Here's an excerpt that further sums up what's happening under the Republican agriculture commissioner:
Last March, Congress passed a sweeping debt relief program for farmers of color. The culmination of 20 years of advocacy, the law would have provided $4 billion worth of debt relief for loans many of them had taken on to stay afloat while being passed over for financial programs and assistance their white counterparts had an easier time obtaining. Black farmers made up about a quarter of those targeted in the bill.
As agriculture commissioner, Miller leads an agency tasked with “advocat[ing] for policies at the federal, state, and local level” beneficial to Texas’s agriculture sector and “provid[ing] financial assistance to farmers and ranchers,” among other duties. In a statement to The Texas Tribune, Miller called the debt relief program “facially illegal and constitutionally impermissible.”
“Such a course will lead only to disunity and discord,” Miller said. “Shame on the Biden Administration for authorizing a program it knows was unambiguously illegal, instead of enacting a proper relief bill that complies with the laws and constitution of the United States.”

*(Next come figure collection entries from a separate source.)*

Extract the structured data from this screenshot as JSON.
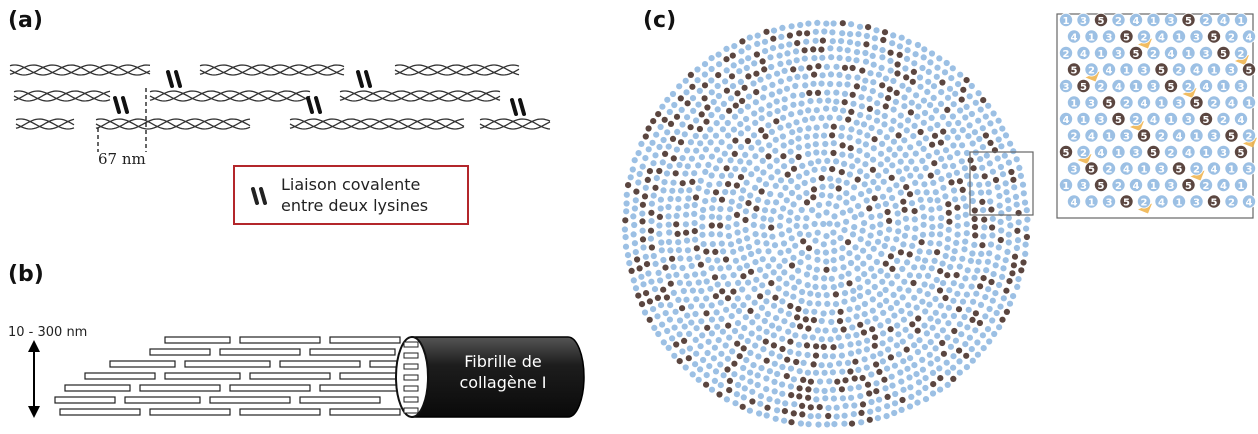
{
  "panels": {
    "a": {
      "label": "(a)",
      "spacing_label": "67 nm",
      "legend": {
        "text_line1": "Liaison covalente",
        "text_line2": "entre deux lysines",
        "border_color": "#b3262b",
        "icon": "crosslink-icon"
      }
    },
    "b": {
      "label": "(b)",
      "height_label": "10 - 300 nm",
      "fibril_line1": "Fibrille de",
      "fibril_line2": "collagène I",
      "fibril_color": "#222222"
    },
    "c": {
      "label": "(c)",
      "colors": {
        "light_molecule": "#9cc0e4",
        "dark_molecule": "#5b4640",
        "crosslink": "#f0b550"
      },
      "zoom_labels": [
        "1",
        "2",
        "3",
        "4",
        "5"
      ]
    }
  }
}
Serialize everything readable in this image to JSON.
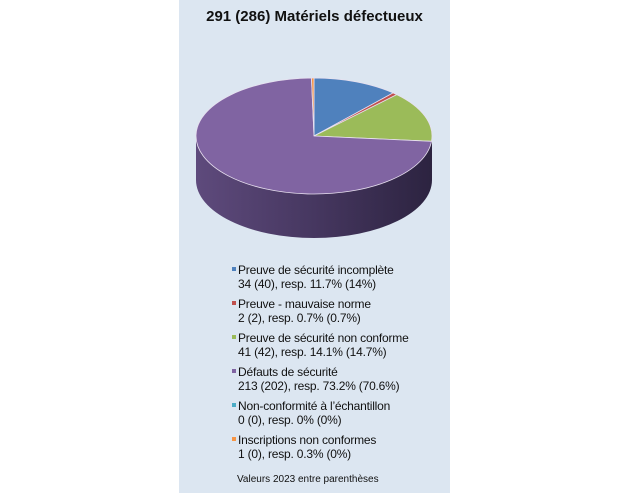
{
  "chart_data": {
    "type": "pie",
    "title": "291 (286) Matériels défectueux",
    "start_angle_deg": 0,
    "direction": "clockwise",
    "three_d": true,
    "series": [
      {
        "name": "Preuve de sécurité incomplète",
        "detail": "34 (40), resp. 11.7% (14%)",
        "value": 34,
        "value_2023": 40,
        "percent": 11.7,
        "percent_2023": 14,
        "color": "#4f81bd"
      },
      {
        "name": "Preuve - mauvaise norme",
        "detail": "2 (2), resp. 0.7% (0.7%)",
        "value": 2,
        "value_2023": 2,
        "percent": 0.7,
        "percent_2023": 0.7,
        "color": "#c0504d"
      },
      {
        "name": "Preuve de sécurité non conforme",
        "detail": "41 (42), resp. 14.1% (14.7%)",
        "value": 41,
        "value_2023": 42,
        "percent": 14.1,
        "percent_2023": 14.7,
        "color": "#9bbb59"
      },
      {
        "name": "Défauts de sécurité",
        "detail": "213 (202), resp. 73.2% (70.6%)",
        "value": 213,
        "value_2023": 202,
        "percent": 73.2,
        "percent_2023": 70.6,
        "color": "#8064a2"
      },
      {
        "name": "Non-conformité à l’échantillon",
        "detail": "0 (0), resp. 0% (0%)",
        "value": 0,
        "value_2023": 0,
        "percent": 0,
        "percent_2023": 0,
        "color": "#4bacc6"
      },
      {
        "name": "Inscriptions non conformes",
        "detail": "1 (0), resp. 0.3% (0%)",
        "value": 1,
        "value_2023": 0,
        "percent": 0.3,
        "percent_2023": 0,
        "color": "#f79646"
      }
    ],
    "legend_position": "bottom",
    "note": "Valeurs 2023 entre parenthèses"
  }
}
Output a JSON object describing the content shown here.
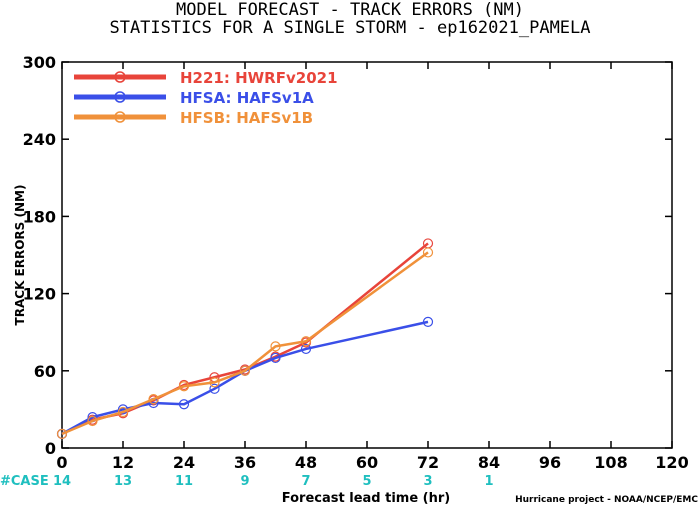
{
  "title_line1": "MODEL FORECAST - TRACK ERRORS (NM)",
  "title_line2": "STATISTICS FOR A SINGLE STORM - ep162021_PAMELA",
  "credit": "Hurricane project - NOAA/NCEP/EMC",
  "case_label": "#CASE",
  "case_counts": [
    {
      "x": 0,
      "n": "14"
    },
    {
      "x": 12,
      "n": "13"
    },
    {
      "x": 24,
      "n": "11"
    },
    {
      "x": 36,
      "n": "9"
    },
    {
      "x": 48,
      "n": "7"
    },
    {
      "x": 60,
      "n": "5"
    },
    {
      "x": 72,
      "n": "3"
    },
    {
      "x": 84,
      "n": "1"
    }
  ],
  "chart_data": {
    "type": "line",
    "xlabel": "Forecast lead time (hr)",
    "ylabel": "TRACK ERRORS (NM)",
    "xlim": [
      0,
      120
    ],
    "ylim": [
      0,
      300
    ],
    "xticks": [
      "0",
      "12",
      "24",
      "36",
      "48",
      "60",
      "72",
      "84",
      "96",
      "108",
      "120"
    ],
    "yticks": [
      "0",
      "60",
      "120",
      "180",
      "240",
      "300"
    ],
    "legend_position": "top-left",
    "series": [
      {
        "name": "H221: HWRFv2021",
        "color": "#e8443a",
        "x": [
          0,
          6,
          12,
          18,
          24,
          30,
          36,
          42,
          48,
          72
        ],
        "y": [
          11,
          22,
          27,
          37,
          49,
          55,
          61,
          71,
          82,
          159
        ]
      },
      {
        "name": "HFSA: HAFSv1A",
        "color": "#3a4fe8",
        "x": [
          0,
          6,
          12,
          18,
          24,
          30,
          36,
          42,
          48,
          72
        ],
        "y": [
          11,
          24,
          30,
          35,
          34,
          46,
          60,
          70,
          77,
          98
        ]
      },
      {
        "name": "HFSB: HAFSv1B",
        "color": "#f0913a",
        "x": [
          0,
          6,
          12,
          18,
          24,
          30,
          36,
          42,
          48,
          72
        ],
        "y": [
          11,
          21,
          28,
          38,
          48,
          51,
          60,
          79,
          83,
          152
        ]
      }
    ]
  }
}
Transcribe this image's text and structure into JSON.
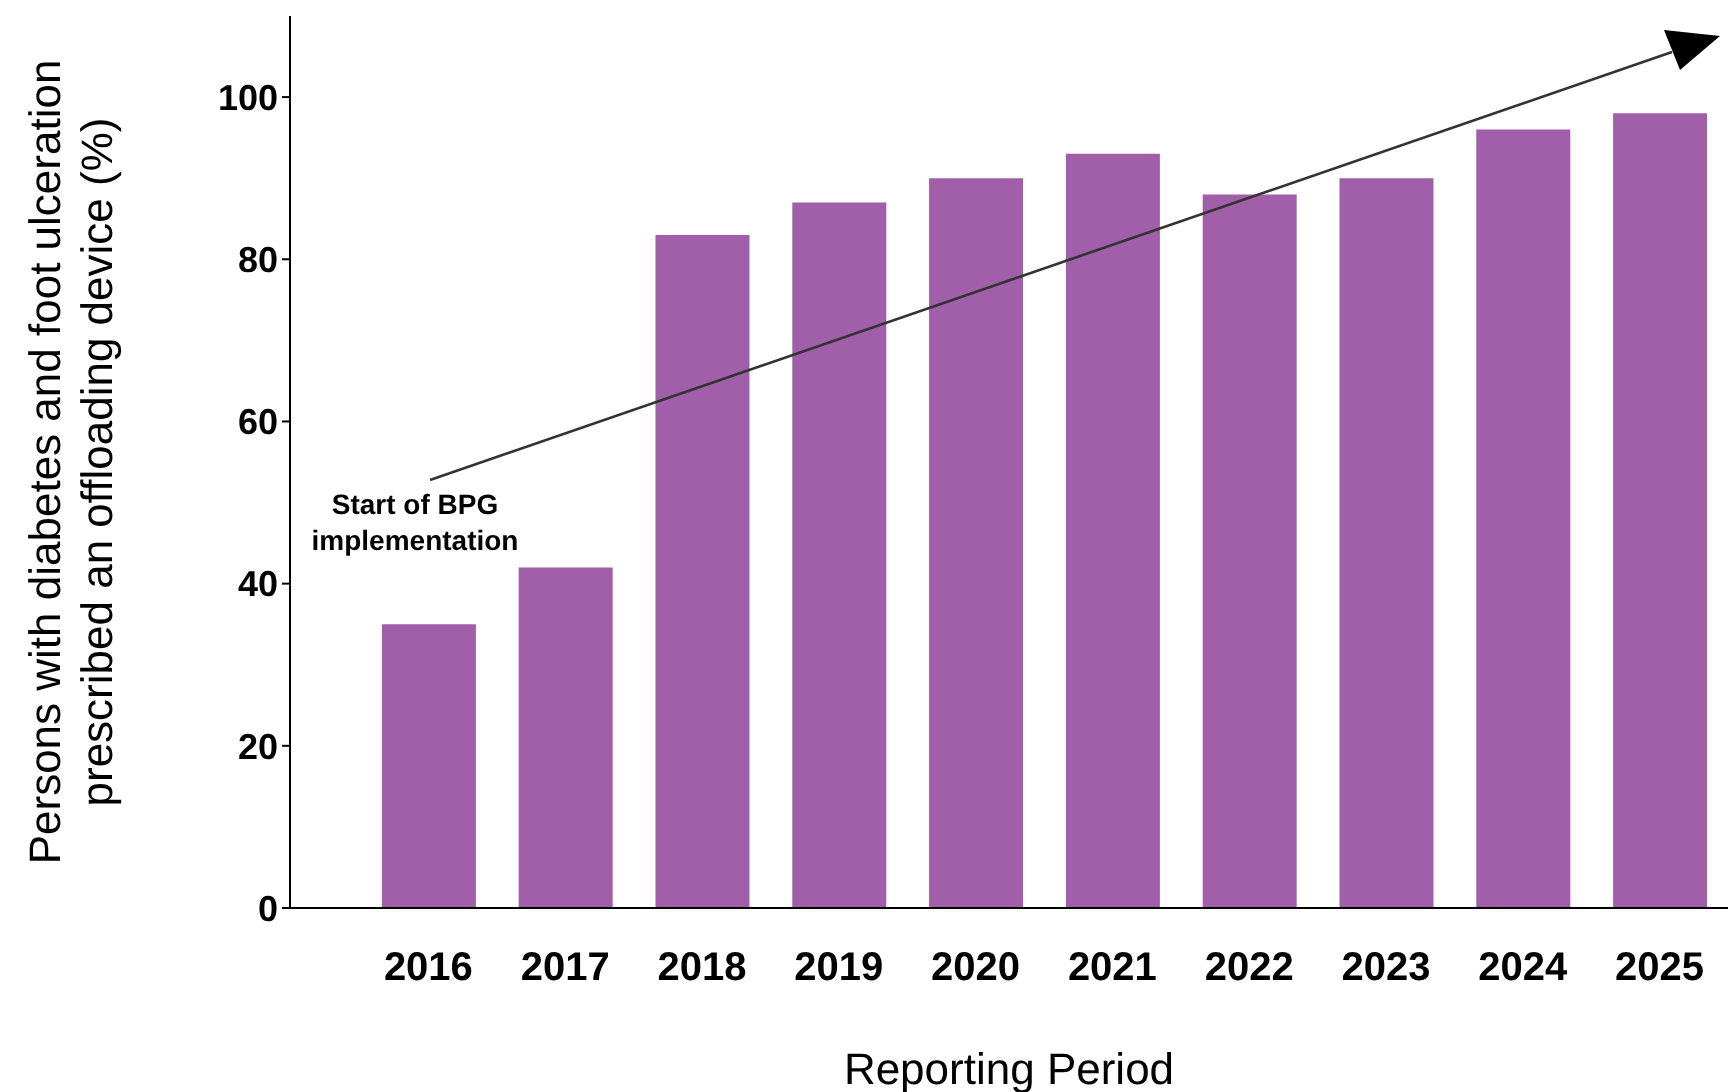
{
  "chart_data": {
    "type": "bar",
    "categories": [
      "2016",
      "2017",
      "2018",
      "2019",
      "2020",
      "2021",
      "2022",
      "2023",
      "2024",
      "2025"
    ],
    "values": [
      35,
      42,
      83,
      87,
      90,
      93,
      88,
      90,
      96,
      98
    ],
    "color": "#a05fa8",
    "xlabel": "Reporting Period",
    "ylabel": "Persons with diabetes and foot ulceration\nprescribed an offloading device (%)",
    "ylim": [
      0,
      110
    ],
    "yticks": [
      0,
      20,
      40,
      60,
      80,
      100
    ],
    "annotations": [
      "Start of BPG\nimplementation"
    ]
  }
}
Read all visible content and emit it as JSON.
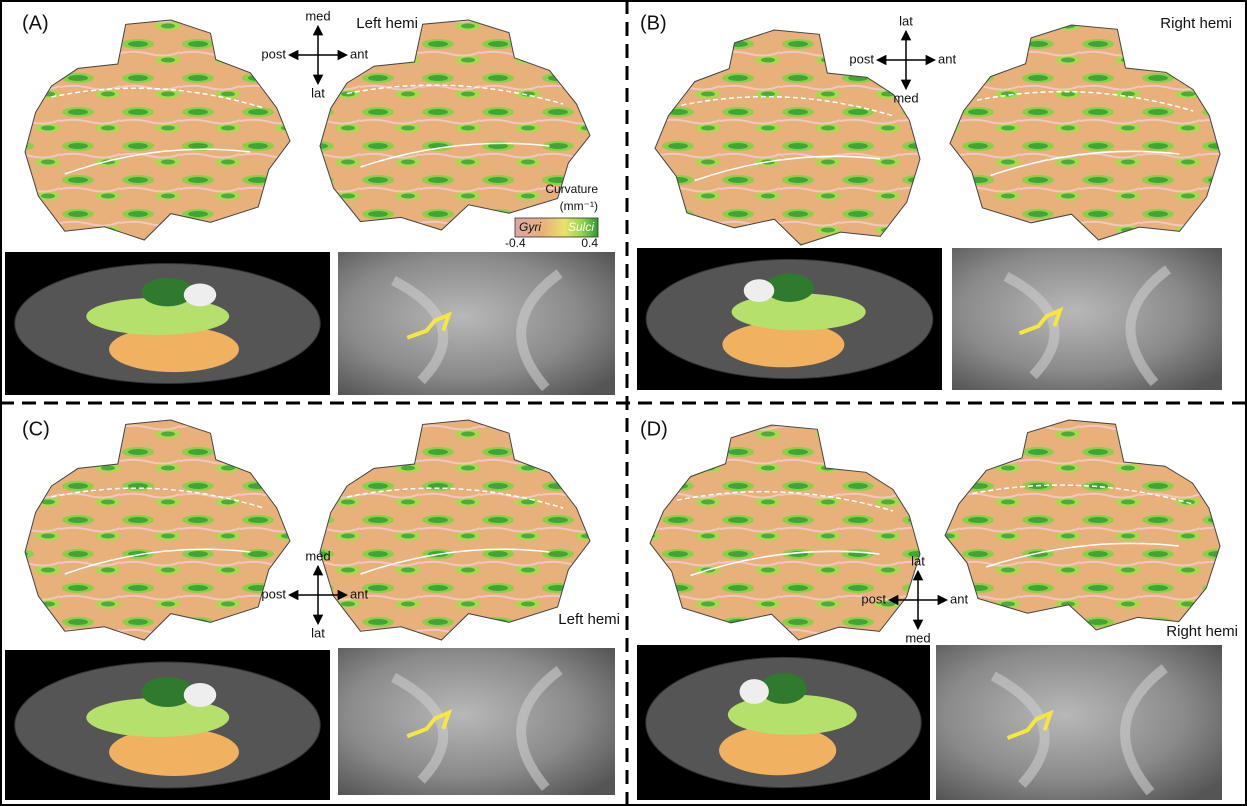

But advocates of the program saw it as an attempt to make Black farmers whole after years of USDA discrimination.
USDA press secretary Kate Waters told the Tribune that she couldn’t comment on ongoing litigation. She added the agency is establishing an equity commission of about 30 non-USDA employees to help identify how the USDA can eliminate structural barriers to various programs.
“There is a long history of racism at USDA. It’s a lot to unpack,” Waters said. “We’re on the case and we’re here to regain trust.”